By Steve Bunce
THERE was a search for camels, sense and respect in the rings, taxis and deserts of Riyadh.
At the end of seven days, I had located the camels and was still trying to make sense of what I had seen in the ring. There was no need to hunt for respect; some things are best left unsaid in our business.
Francis Ngannou was too polite to moan like any other wounded boxer at the end of his fight, Fury was too shocked to gloat and the third man in the relationship, Oleksandr Usyk, just shrugged. I spoke to Usyk in a luxury suite up in the sky the following morning. He was not interested in being critical. “It’s boxing,” he shrugged.
Ngannou’s peaceful acceptance of the verdict had, understandably, shifted slightly by the end of the following day and he was talking about a robbery; Fury, thankfully, was still holding his tongue and icing his face. Please, no more “gap-toothed little sausage” garbage. I think we have had enough dossers for a bit. There might actually be a positive from Ngannou’s cameo in our heavyweight division. I’m not saying that he has saved it, but there might just be fewer pantomime insults from this date. It was, let’s all be honest, open season on Ngannou all week.
The respect was in the silence; the camels were in the distance, moving slowly in the haze of a fading Arabian night. My planned stunt to preview the carnival from the back of a camel never happened and that is a relief. Ngannou deserved better than me playing the fool. In fairness, I do like herds of camels.
It was not my first skirmish with wildlife on the boxing road. An attempt to preview Anthony Yarde and Sergey Kovalev from the inside of a lion’s cage had also been scrapped. The circus on the edge of Chelyabinsk had a dubious health and safety record.
There was also the pigeon-room incident with Mike Tyson one afternoon before his loss to Danny Williams in Louisville. On the day, about six of us with pads and pens were told that Mike would talk to us in his suite at a very expensive downtown hotel. We scuttled over, sat in a lobby and were then ushered up in the special lift.

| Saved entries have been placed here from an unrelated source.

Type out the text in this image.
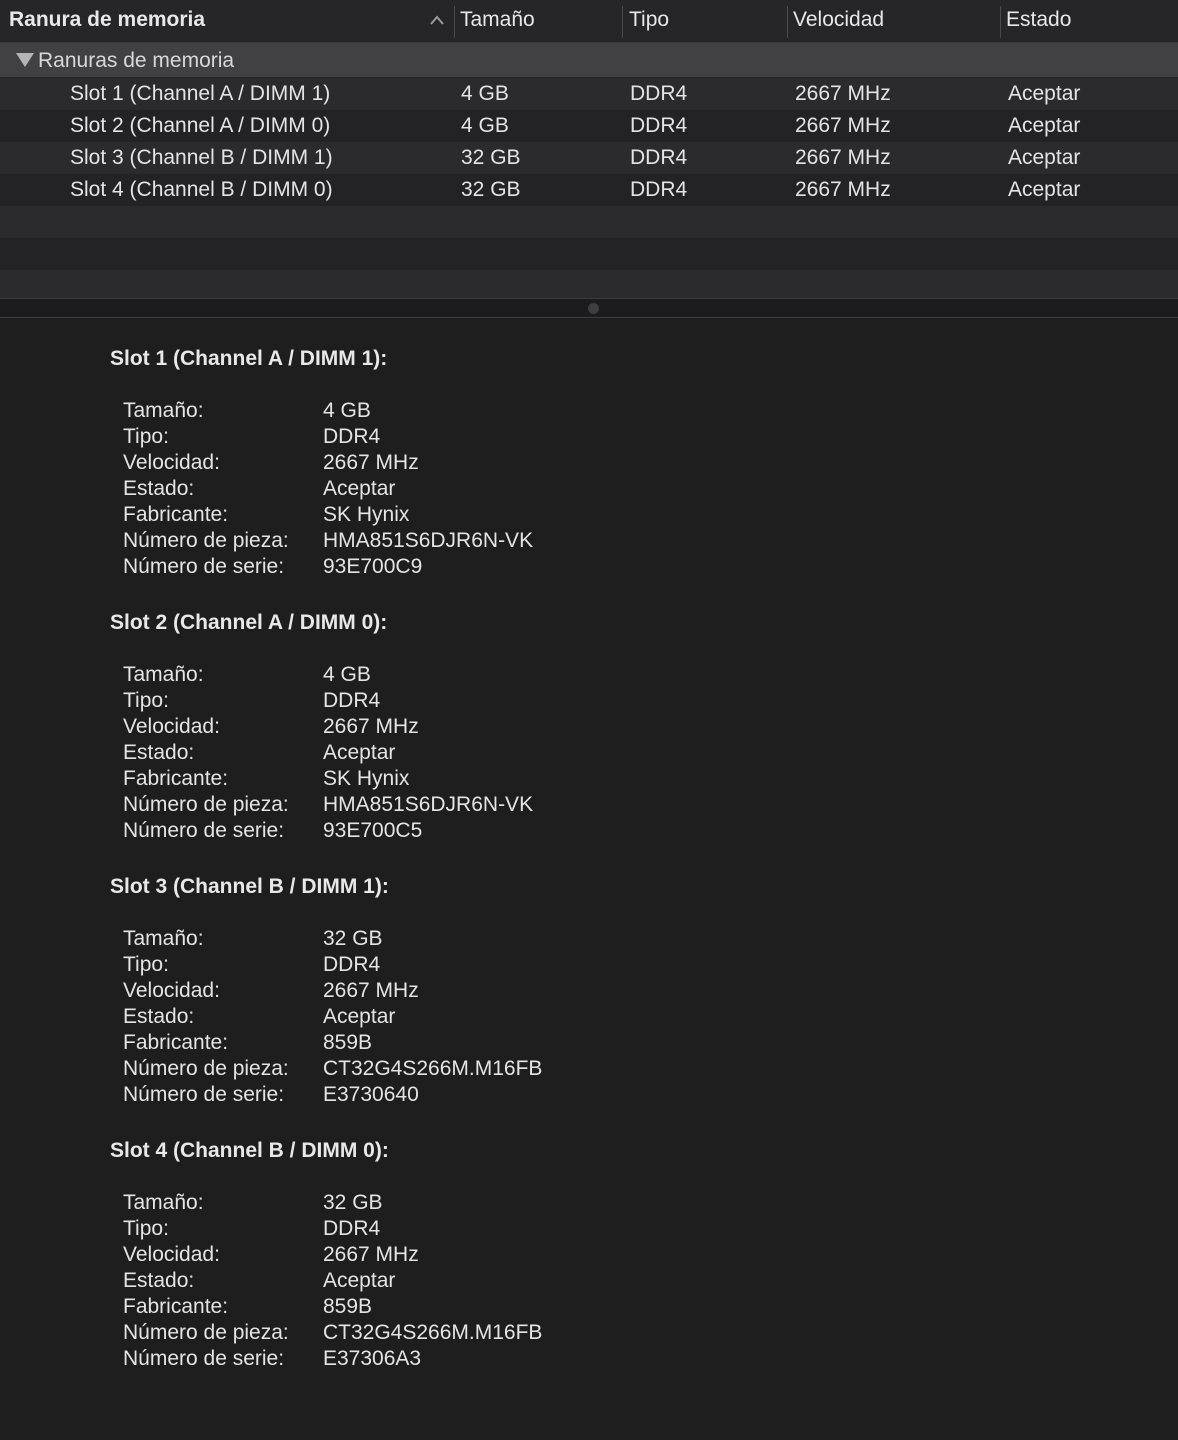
Ranura de memoria	Tamaño	Tipo	Velocidad	Estado
Ranuras de memoria
Slot 1 (Channel A / DIMM 1)	4 GB	DDR4	2667 MHz	Aceptar
Slot 2 (Channel A / DIMM 0)	4 GB	DDR4	2667 MHz	Aceptar
Slot 3 (Channel B / DIMM 1)	32 GB	DDR4	2667 MHz	Aceptar
Slot 4 (Channel B / DIMM 0)	32 GB	DDR4	2667 MHz	Aceptar
Slot 1 (Channel A / DIMM 1):
Tamaño:	4 GB
Tipo:	DDR4
Velocidad:	2667 MHz
Estado:	Aceptar
Fabricante:	SK Hynix
Número de pieza: HMA851S6DJR6N-VK
Número de serie: 93E700C9
Slot 2 (Channel A / DIMM 0):
Tamaño:	4 GB
Tipo:	DDR4
Velocidad:	2667 MHz
Estado:	Aceptar
Fabricante:	SK Hynix
Número de pieza: HMA851S6DJR6N-VK
Número de serie: 93E700C5
Slot 3 (Channel B / DIMM 1):
Tamaño:	32 GB
Tipo:	DDR4
Velocidad:	2667 MHz
Estado:	Aceptar
Fabricante:	859B
Número de pieza: CT32G4S266M.M16FB
Número de serie: E3730640
Slot 4 (Channel B / DIMM 0):
Tamaño:	32 GB
Tipo:	DDR4
Velocidad:	2667 MHz
Estado:	Aceptar
Fabricante:	859B
Número de pieza: CT32G4S266M.M16FB
Número de serie: E37306A3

Mike was hard work that day; not great and then he invited us from his lounge to the bedroom. He changed; he was suddenly radiant. Steve Lillis of the Sport was writing headlines as we filed in. “In bed with the baddest man on the planet”. However, when the door opened, all headlines vanished. It was a genuine “hold-the-back Page” moment. He was, it has to be said, good at those moments.
Mike sat down on the bed and the room came to life. We stood, stunned witnesses as about a dozen pigeons started to fly, flutter, pooh, walk over the pillows and land on Tyson’s head. He cooed and cooed, and they fell gracefully still in his giant hands. There was both a purr and a pong in that presidential suite bedroom.
I had never seen Mike Tyson with his pigeons before; they transformed the man. Luckily, one of us had a throwaway camera and those slightly iffy pictures made their way to the back pages of most British newspapers the following day. He was officially the Birdman of boxing, and the red-top intros were simple: Mike Tyson shares his bed with eight birds every night. Bosh, sorted. Me riding a camel would have been art.
There was also the close call at midnight in the mountains high above the ancient city of Sana’a in the Yemen with Naseem Hamed. We had parked to get a view of the twinkling city lights below, our armed guards seemed relaxed and then I heard the unmistakable sound of a mountain lion or some type of big cat moving invisibly and ominously in the dark. Obviously, I’m familiar with the sound of a Middle Eastern puma.
There was a bit of panic to get Naz back in the car. There was also a bit of laughter: there are no mountain lions or big cats in the mountains above Sana’a. I might have heard a goat, it turns out.
Tyson was in the lobby of the fancy hotel when I had finished talking to Usyk the morning after the fight. He was sitting with his old and genuine friend, Scott Welch. Mike was happy with his fighter’s performance and stood to demonstrate the left hook that dropped Tyson Fury. It was planned, a tactic, a shot they had rehearsed in drills. How dare they work on countering the heavyweight champion of the world. On his feet, his shoulders set, he can still shift like the genius kid he once was in the ring. It’s scary. He was delighted, obviously.
The night before, in the TNT studio, right after the final bell, Lennox Lewis had looked over at me and just shook his head. Lewis treats his beautiful sport with respect and pride. “You don’t just let a man come over to our sport,” he said. He was not delighted, that was obvious. We both agreed that Fury will never be this bad again.
Usyk had told me a story about walking with giants at the banquet the night before the fight (no invite, so no report, sorry). He talked about legends, heroes and his pride at meeting and being greeted by the sport’s greatest names. They had been his childhood heroes. Amir Khan told me the same thing – they both had a look of delight in their eyes. It meant something to them. They are part of our rich tradition; a tradition forged in sacrifice, devotion, glory, cash and abuse.
I get the impression that big Francis Ngannou knows a thing or two about sacrifice, glory, devotion and abuse. Certainly, more than I know about mountain lions. Big Lad, welcome.